Pity the Angels, too, as fans have said for 62 of the last 63 years. The latest SoCal lotus eater appears to be Rendon, who’s hit .238 while missing more games than he has played the past three years. At least he has a homer this year — one. If you took his name off his baseball card, I’d study the back and say, “This guy is washed up at 33.” Luckily, from today forward, he’s only owed about $135 million.

Phillies fans must look at Turner’s .247 average, .688 OPS and declining range at shortstop and shudder at 10 more seasons after this one — all at $27.3 million. Trea turns 30 this week. The Phils will still have him at 40. In between, he’ll have more big years. At what position?

The Dodgers didn’t pursue Trea after realizing his range was average, and he was a serial killer of double plays. This season, Trea’s been in 21 double plays while the acrobatic Abrams has been in an MLB-leading 49.

Abrams, who leads all shortstops in total chances, also reaches 4.49 balls per nine innings to Turner’s 3.47. A gap of one whole “chance” a game!? Abrams has plenty to learn, like cutting his errors. But he’s already in the top half of NL shortstops in RBI, slugging, steals and OPS.

Soto hasn’t been too bad in San Diego. Although he hasn’t been quite as good as 31-year-old vagabond Joey Meneses, who inherited Soto’s lineup slot last season.

Since then, Meneses has hit .303 with 15 homers, 73 RBI and 120 runs produced (runs plus RBI minus homers) in 130 games. In 131 games with the Padres, Soto has hit .257 with 20 homers, 57 RBI and 113 runs produced.

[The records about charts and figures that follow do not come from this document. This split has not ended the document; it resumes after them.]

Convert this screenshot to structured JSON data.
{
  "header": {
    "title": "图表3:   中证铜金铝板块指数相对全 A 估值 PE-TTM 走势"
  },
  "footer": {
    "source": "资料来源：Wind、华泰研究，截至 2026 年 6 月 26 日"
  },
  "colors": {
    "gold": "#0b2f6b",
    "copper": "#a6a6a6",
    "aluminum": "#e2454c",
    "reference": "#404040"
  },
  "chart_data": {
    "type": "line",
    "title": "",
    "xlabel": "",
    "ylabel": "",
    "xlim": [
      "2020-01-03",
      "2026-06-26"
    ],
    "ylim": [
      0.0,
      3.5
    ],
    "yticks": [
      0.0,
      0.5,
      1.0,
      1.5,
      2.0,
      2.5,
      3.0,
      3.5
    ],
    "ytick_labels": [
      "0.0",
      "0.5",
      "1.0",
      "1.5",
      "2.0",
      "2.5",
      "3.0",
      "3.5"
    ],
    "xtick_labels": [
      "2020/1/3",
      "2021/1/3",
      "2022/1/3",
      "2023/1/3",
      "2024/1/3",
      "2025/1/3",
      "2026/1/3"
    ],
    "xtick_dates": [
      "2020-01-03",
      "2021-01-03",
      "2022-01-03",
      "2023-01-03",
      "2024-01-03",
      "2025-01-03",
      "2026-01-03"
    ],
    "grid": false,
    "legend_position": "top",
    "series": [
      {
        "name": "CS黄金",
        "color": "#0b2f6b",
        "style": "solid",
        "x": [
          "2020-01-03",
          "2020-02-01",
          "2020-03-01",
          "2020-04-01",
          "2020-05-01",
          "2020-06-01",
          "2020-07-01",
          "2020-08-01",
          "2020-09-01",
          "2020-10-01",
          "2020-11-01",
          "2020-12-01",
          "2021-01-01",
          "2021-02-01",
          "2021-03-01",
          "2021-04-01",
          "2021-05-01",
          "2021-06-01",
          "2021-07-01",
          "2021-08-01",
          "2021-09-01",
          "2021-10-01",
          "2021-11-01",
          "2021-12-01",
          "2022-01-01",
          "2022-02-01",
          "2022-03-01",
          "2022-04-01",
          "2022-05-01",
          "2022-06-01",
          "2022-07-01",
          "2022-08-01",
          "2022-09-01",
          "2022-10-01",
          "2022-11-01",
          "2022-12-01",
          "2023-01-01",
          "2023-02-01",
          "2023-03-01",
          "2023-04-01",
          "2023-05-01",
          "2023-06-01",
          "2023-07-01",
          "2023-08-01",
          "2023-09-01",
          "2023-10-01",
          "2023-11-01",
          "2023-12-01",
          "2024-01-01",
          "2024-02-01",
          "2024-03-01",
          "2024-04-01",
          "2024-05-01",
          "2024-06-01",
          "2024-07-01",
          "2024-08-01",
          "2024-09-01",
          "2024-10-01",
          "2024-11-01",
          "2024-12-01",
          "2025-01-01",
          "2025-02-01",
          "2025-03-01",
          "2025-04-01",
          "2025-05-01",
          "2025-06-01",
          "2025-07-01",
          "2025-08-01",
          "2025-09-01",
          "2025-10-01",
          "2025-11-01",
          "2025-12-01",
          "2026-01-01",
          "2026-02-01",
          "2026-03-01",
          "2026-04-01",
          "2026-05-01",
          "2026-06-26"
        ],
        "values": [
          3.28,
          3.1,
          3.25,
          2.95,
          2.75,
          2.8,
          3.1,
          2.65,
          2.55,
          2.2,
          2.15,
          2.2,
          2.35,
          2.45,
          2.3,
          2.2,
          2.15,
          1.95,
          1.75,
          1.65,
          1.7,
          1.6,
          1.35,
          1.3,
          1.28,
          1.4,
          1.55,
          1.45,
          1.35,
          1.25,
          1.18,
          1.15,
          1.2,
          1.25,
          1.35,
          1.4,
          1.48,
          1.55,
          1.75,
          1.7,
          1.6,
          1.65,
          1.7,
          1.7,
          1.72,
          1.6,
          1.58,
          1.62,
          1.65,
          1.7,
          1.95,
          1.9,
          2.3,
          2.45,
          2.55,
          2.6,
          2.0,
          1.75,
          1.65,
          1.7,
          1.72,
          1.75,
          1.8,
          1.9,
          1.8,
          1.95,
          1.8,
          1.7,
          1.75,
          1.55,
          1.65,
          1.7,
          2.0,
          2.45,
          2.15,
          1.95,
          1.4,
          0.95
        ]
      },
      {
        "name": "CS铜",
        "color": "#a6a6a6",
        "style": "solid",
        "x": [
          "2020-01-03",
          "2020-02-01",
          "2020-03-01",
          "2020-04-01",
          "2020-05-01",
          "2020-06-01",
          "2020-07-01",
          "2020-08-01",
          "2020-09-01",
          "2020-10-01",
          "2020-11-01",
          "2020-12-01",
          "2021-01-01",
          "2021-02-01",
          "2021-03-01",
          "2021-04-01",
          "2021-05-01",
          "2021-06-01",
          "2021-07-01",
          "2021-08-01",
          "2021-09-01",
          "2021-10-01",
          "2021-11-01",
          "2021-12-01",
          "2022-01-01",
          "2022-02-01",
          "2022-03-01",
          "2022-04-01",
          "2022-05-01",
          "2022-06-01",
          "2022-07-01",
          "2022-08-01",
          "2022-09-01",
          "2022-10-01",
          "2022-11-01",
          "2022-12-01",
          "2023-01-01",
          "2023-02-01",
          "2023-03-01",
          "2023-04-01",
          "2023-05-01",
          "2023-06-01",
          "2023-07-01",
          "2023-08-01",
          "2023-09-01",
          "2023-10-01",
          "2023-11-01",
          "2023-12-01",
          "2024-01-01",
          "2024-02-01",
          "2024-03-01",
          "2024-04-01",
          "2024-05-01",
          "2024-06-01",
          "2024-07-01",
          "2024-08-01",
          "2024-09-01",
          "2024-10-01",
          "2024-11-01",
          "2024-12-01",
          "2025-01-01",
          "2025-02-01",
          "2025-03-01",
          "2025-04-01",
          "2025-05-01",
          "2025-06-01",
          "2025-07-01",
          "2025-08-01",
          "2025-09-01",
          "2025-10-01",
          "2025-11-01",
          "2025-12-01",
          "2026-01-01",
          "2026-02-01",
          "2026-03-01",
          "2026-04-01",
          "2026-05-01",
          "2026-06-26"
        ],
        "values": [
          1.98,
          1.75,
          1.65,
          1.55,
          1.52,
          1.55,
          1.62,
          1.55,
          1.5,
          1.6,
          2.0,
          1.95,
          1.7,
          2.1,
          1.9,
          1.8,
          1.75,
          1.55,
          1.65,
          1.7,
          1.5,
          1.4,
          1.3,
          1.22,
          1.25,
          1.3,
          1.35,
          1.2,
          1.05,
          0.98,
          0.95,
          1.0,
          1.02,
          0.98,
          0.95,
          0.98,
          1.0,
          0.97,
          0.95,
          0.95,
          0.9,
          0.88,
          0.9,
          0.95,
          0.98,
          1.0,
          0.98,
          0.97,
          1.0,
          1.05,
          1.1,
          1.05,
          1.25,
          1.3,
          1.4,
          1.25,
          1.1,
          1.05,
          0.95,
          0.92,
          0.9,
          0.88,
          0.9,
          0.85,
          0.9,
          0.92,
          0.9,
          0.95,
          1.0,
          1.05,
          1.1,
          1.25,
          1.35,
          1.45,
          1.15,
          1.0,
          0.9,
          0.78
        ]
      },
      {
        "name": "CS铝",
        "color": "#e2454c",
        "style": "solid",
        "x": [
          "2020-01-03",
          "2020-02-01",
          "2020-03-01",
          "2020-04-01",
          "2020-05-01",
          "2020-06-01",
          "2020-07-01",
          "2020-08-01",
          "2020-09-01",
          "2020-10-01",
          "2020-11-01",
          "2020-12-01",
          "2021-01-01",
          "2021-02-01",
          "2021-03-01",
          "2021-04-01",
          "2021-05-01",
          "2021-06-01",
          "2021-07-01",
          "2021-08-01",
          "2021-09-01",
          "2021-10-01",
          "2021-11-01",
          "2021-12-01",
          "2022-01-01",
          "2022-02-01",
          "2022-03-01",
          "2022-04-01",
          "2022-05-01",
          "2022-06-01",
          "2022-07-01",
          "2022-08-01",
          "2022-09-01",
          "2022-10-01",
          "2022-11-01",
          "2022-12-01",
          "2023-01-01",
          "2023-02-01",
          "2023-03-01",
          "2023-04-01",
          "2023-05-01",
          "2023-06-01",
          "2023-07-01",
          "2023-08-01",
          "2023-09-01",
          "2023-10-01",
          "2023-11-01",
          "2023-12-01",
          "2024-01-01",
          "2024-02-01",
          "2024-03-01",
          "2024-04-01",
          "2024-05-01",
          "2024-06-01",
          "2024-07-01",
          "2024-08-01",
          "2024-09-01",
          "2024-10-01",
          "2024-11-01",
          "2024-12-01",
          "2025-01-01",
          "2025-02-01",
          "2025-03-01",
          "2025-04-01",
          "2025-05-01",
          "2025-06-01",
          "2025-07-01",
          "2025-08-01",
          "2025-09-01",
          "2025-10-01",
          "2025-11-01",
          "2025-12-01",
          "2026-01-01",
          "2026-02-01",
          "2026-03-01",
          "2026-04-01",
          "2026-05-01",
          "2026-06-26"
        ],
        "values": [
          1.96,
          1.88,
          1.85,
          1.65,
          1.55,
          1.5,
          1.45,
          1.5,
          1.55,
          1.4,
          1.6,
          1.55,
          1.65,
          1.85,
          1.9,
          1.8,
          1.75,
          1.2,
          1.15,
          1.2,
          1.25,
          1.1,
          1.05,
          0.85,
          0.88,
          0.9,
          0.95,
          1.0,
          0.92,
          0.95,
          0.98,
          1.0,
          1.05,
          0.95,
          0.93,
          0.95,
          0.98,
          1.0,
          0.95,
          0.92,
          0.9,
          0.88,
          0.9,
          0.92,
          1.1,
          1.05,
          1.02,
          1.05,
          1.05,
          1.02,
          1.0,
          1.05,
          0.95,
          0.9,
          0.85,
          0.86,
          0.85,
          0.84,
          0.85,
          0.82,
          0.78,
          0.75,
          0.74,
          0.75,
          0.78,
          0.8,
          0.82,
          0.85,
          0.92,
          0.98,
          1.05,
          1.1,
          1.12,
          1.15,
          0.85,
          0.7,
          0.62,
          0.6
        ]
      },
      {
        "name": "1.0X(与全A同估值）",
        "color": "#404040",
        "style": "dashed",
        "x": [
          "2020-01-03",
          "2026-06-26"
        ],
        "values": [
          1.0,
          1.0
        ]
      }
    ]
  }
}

Do I hear $440 million? Going once … Oh, never mind.

In pro sports, the bright glories of the past are often transformed in a few years into the gloomy clouds of the present. “It didn’t have to be this way,” we say, arguing with history to rewrite itself. But, at times, fresh facts smack us in the face. They say, “Maybe a rethink is in order.”

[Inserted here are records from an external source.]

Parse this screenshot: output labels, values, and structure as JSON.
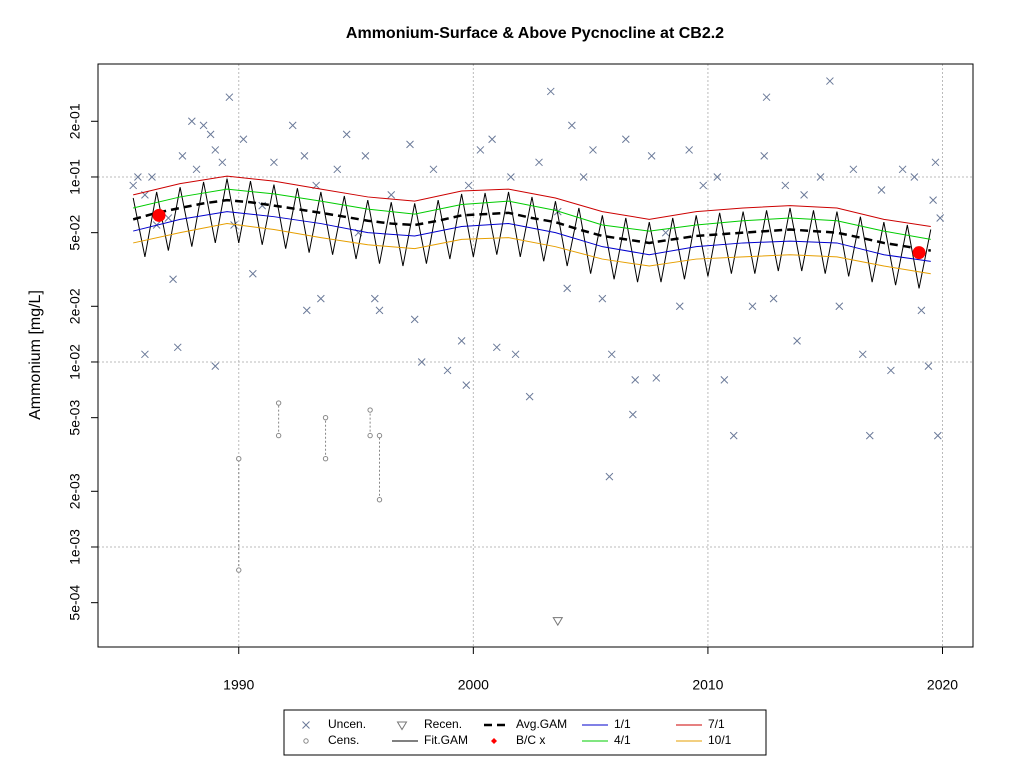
{
  "chart_data": {
    "type": "scatter-line",
    "title": "Ammonium-Surface & Above Pycnocline at CB2.2",
    "y_label": "Ammonium [mg/L]",
    "log_y": true,
    "grid": true,
    "xlim": [
      1984.0,
      2021.3
    ],
    "xticks": [
      1990,
      2000,
      2010,
      2020
    ],
    "ylim": [
      0.000288,
      0.408
    ],
    "yticks": [
      {
        "value": 0.0005,
        "label": "5e-04"
      },
      {
        "value": 0.001,
        "label": "1e-03"
      },
      {
        "value": 0.002,
        "label": "2e-03"
      },
      {
        "value": 0.005,
        "label": "5e-03"
      },
      {
        "value": 0.01,
        "label": "1e-02"
      },
      {
        "value": 0.02,
        "label": "2e-02"
      },
      {
        "value": 0.05,
        "label": "5e-02"
      },
      {
        "value": 0.1,
        "label": "1e-01"
      },
      {
        "value": 0.2,
        "label": "2e-01"
      }
    ],
    "series": [
      {
        "name": "Uncen.",
        "style": "cross",
        "color": "#6b7a99",
        "x": [
          1985.5,
          1985.7,
          1986,
          1986.3,
          1986.5,
          1986,
          1987,
          1987.2,
          1987.4,
          1987.6,
          1988,
          1988.2,
          1988.5,
          1988.8,
          1989,
          1989.3,
          1989.6,
          1989.8,
          1989,
          1990.2,
          1990.6,
          1991,
          1991.5,
          1992.3,
          1992.8,
          1992.9,
          1993.3,
          1993.5,
          1994.2,
          1994.6,
          1995.1,
          1995.4,
          1995.8,
          1996,
          1996.5,
          1997.3,
          1997.5,
          1997.8,
          1998.3,
          1998.9,
          1999.5,
          1999.8,
          1999.7,
          2000.3,
          2000.8,
          2001,
          2001.6,
          2001.8,
          2002.4,
          2002.8,
          2003.3,
          2003.6,
          2004,
          2004.2,
          2004.7,
          2005.1,
          2005.5,
          2005.9,
          2005.8,
          2006.5,
          2006.8,
          2006.9,
          2007.6,
          2007.8,
          2008.2,
          2008.8,
          2009.2,
          2009.8,
          2010.4,
          2010.7,
          2011.1,
          2011.9,
          2012.4,
          2012.5,
          2012.8,
          2013.3,
          2013.8,
          2014.1,
          2014.8,
          2015.2,
          2015.6,
          2016.2,
          2016.6,
          2016.9,
          2017.4,
          2017.8,
          2018.3,
          2018.8,
          2019.1,
          2019.4,
          2019.6,
          2019.7,
          2019.8,
          2019.9
        ],
        "values": [
          0.09,
          0.1,
          0.08,
          0.1,
          0.055,
          0.011,
          0.06,
          0.028,
          0.012,
          0.13,
          0.2,
          0.11,
          0.19,
          0.17,
          0.14,
          0.12,
          0.27,
          0.055,
          0.0095,
          0.16,
          0.03,
          0.07,
          0.12,
          0.19,
          0.13,
          0.019,
          0.09,
          0.022,
          0.11,
          0.17,
          0.05,
          0.13,
          0.022,
          0.019,
          0.08,
          0.15,
          0.017,
          0.01,
          0.11,
          0.009,
          0.013,
          0.09,
          0.0075,
          0.14,
          0.16,
          0.012,
          0.1,
          0.011,
          0.0065,
          0.12,
          0.29,
          0.065,
          0.025,
          0.19,
          0.1,
          0.14,
          0.022,
          0.011,
          0.0024,
          0.16,
          0.0052,
          0.008,
          0.13,
          0.0082,
          0.05,
          0.02,
          0.14,
          0.09,
          0.1,
          0.008,
          0.004,
          0.02,
          0.13,
          0.27,
          0.022,
          0.09,
          0.013,
          0.08,
          0.1,
          0.33,
          0.02,
          0.11,
          0.011,
          0.004,
          0.085,
          0.009,
          0.11,
          0.1,
          0.019,
          0.0095,
          0.075,
          0.12,
          0.004,
          0.06
        ]
      },
      {
        "name": "Cens.",
        "style": "interval",
        "color": "#888888",
        "x": [
          1990,
          1991.7,
          1993.7,
          1995.6,
          1996
        ],
        "values": [
          0.00075,
          0.004,
          0.003,
          0.004,
          0.0018
        ],
        "high": [
          0.003,
          0.006,
          0.005,
          0.0055,
          0.004
        ]
      },
      {
        "name": "Recen.",
        "style": "triangle",
        "color": "#777777",
        "x": [
          2003.6
        ],
        "values": [
          0.0004
        ]
      },
      {
        "name": "Fit.GAM",
        "style": "line",
        "color": "#000000",
        "x": [
          1985.5,
          1986,
          1986.5,
          1987,
          1987.5,
          1988,
          1988.5,
          1989,
          1989.5,
          1990,
          1990.5,
          1991,
          1991.5,
          1992,
          1992.5,
          1993,
          1993.5,
          1994,
          1994.5,
          1995,
          1995.5,
          1996,
          1996.5,
          1997,
          1997.5,
          1998,
          1998.5,
          1999,
          1999.5,
          2000,
          2000.5,
          2001,
          2001.5,
          2002,
          2002.5,
          2003,
          2003.5,
          2004,
          2004.5,
          2005,
          2005.5,
          2006,
          2006.5,
          2007,
          2007.5,
          2008,
          2008.5,
          2009,
          2009.5,
          2010,
          2010.5,
          2011,
          2011.5,
          2012,
          2012.5,
          2013,
          2013.5,
          2014,
          2014.5,
          2015,
          2015.5,
          2016,
          2016.5,
          2017,
          2017.5,
          2018,
          2018.5,
          2019,
          2019.5
        ],
        "values": [
          0.077,
          0.037,
          0.083,
          0.04,
          0.088,
          0.042,
          0.094,
          0.044,
          0.098,
          0.044,
          0.095,
          0.043,
          0.091,
          0.041,
          0.087,
          0.039,
          0.083,
          0.038,
          0.079,
          0.036,
          0.075,
          0.034,
          0.073,
          0.033,
          0.072,
          0.034,
          0.075,
          0.036,
          0.081,
          0.037,
          0.082,
          0.038,
          0.083,
          0.037,
          0.078,
          0.035,
          0.074,
          0.033,
          0.068,
          0.03,
          0.062,
          0.028,
          0.06,
          0.027,
          0.057,
          0.027,
          0.06,
          0.028,
          0.062,
          0.029,
          0.064,
          0.03,
          0.065,
          0.03,
          0.066,
          0.031,
          0.068,
          0.031,
          0.066,
          0.03,
          0.065,
          0.029,
          0.061,
          0.027,
          0.057,
          0.026,
          0.055,
          0.025,
          0.052
        ]
      },
      {
        "name": "Avg.GAM",
        "style": "dashed",
        "color": "#000000",
        "x": [
          1985.5,
          1986.5,
          1987.5,
          1988.5,
          1989.5,
          1990.5,
          1991.5,
          1992.5,
          1993.5,
          1994.5,
          1995.5,
          1996.5,
          1997.5,
          1998.5,
          1999.5,
          2000.5,
          2001.5,
          2002.5,
          2003.5,
          2004.5,
          2005.5,
          2006.5,
          2007.5,
          2008.5,
          2009.5,
          2010.5,
          2011.5,
          2012.5,
          2013.5,
          2014.5,
          2015.5,
          2016.5,
          2017.5,
          2018.5,
          2019.5
        ],
        "values": [
          0.059,
          0.064,
          0.068,
          0.072,
          0.075,
          0.073,
          0.07,
          0.067,
          0.064,
          0.061,
          0.058,
          0.056,
          0.055,
          0.058,
          0.062,
          0.063,
          0.064,
          0.06,
          0.057,
          0.052,
          0.048,
          0.046,
          0.044,
          0.046,
          0.048,
          0.049,
          0.05,
          0.051,
          0.052,
          0.051,
          0.05,
          0.047,
          0.044,
          0.042,
          0.04
        ]
      },
      {
        "name": "B/C x",
        "style": "dot",
        "color": "#ff0000",
        "x": [
          1986.6,
          2019
        ],
        "values": [
          0.062,
          0.039
        ]
      },
      {
        "name": "1/1",
        "style": "line",
        "color": "#0000cc",
        "x": [
          1985.5,
          1987.5,
          1989.5,
          1991.5,
          1993.5,
          1995.5,
          1997.5,
          1999.5,
          2001.5,
          2003.5,
          2005.5,
          2007.5,
          2009.5,
          2011.5,
          2013.5,
          2015.5,
          2017.5,
          2019.5
        ],
        "values": [
          0.051,
          0.059,
          0.065,
          0.061,
          0.056,
          0.05,
          0.048,
          0.054,
          0.056,
          0.05,
          0.042,
          0.038,
          0.042,
          0.044,
          0.045,
          0.044,
          0.038,
          0.035
        ]
      },
      {
        "name": "4/1",
        "style": "line",
        "color": "#00cc00",
        "x": [
          1985.5,
          1987.5,
          1989.5,
          1991.5,
          1993.5,
          1995.5,
          1997.5,
          1999.5,
          2001.5,
          2003.5,
          2005.5,
          2007.5,
          2009.5,
          2011.5,
          2013.5,
          2015.5,
          2017.5,
          2019.5
        ],
        "values": [
          0.068,
          0.078,
          0.086,
          0.081,
          0.074,
          0.067,
          0.063,
          0.071,
          0.074,
          0.066,
          0.055,
          0.051,
          0.055,
          0.058,
          0.06,
          0.058,
          0.051,
          0.046
        ]
      },
      {
        "name": "7/1",
        "style": "line",
        "color": "#cc0000",
        "x": [
          1985.5,
          1987.5,
          1989.5,
          1991.5,
          1993.5,
          1995.5,
          1997.5,
          1999.5,
          2001.5,
          2003.5,
          2005.5,
          2007.5,
          2009.5,
          2011.5,
          2013.5,
          2015.5,
          2017.5,
          2019.5
        ],
        "values": [
          0.08,
          0.092,
          0.101,
          0.095,
          0.086,
          0.078,
          0.074,
          0.084,
          0.086,
          0.077,
          0.065,
          0.059,
          0.065,
          0.068,
          0.07,
          0.068,
          0.059,
          0.054
        ]
      },
      {
        "name": "10/1",
        "style": "line",
        "color": "#e69f00",
        "x": [
          1985.5,
          1987.5,
          1989.5,
          1991.5,
          1993.5,
          1995.5,
          1997.5,
          1999.5,
          2001.5,
          2003.5,
          2005.5,
          2007.5,
          2009.5,
          2011.5,
          2013.5,
          2015.5,
          2017.5,
          2019.5
        ],
        "values": [
          0.044,
          0.05,
          0.056,
          0.052,
          0.047,
          0.043,
          0.041,
          0.046,
          0.047,
          0.042,
          0.036,
          0.033,
          0.036,
          0.037,
          0.038,
          0.037,
          0.033,
          0.03
        ]
      }
    ]
  }
}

Clear sight helps us enjoy what’s still worth watching. The Nats have been crushed by the Strasburg sorrow, Corbin’s immolation after doing double duty in the playoffs and the failure of farm products like Erick Fedde, Carter Kieboom, and, except for one year, Victor Robles.

Like contenders my whole lifetime, the Nats also traded quality prospects, almost every year, to chase that Series with key veterans. Players they counted on then, like Adam Eaton, Howie Kendrick, Sean Doolittle, Daniel Hudson, Asdrúbal Cabrera, Brian Dozier, Aníbal Sánchez and Gerardo (Baby Shark) Parra have retired, or soon will.

But let’s remove one distraction from our discussions as we endure these years of rebuilding. The Nats’ problem is not that they let beloved stars get away because they wouldn’t pay what it took to keep them.

It’s now clear that is the biggest thing they did right.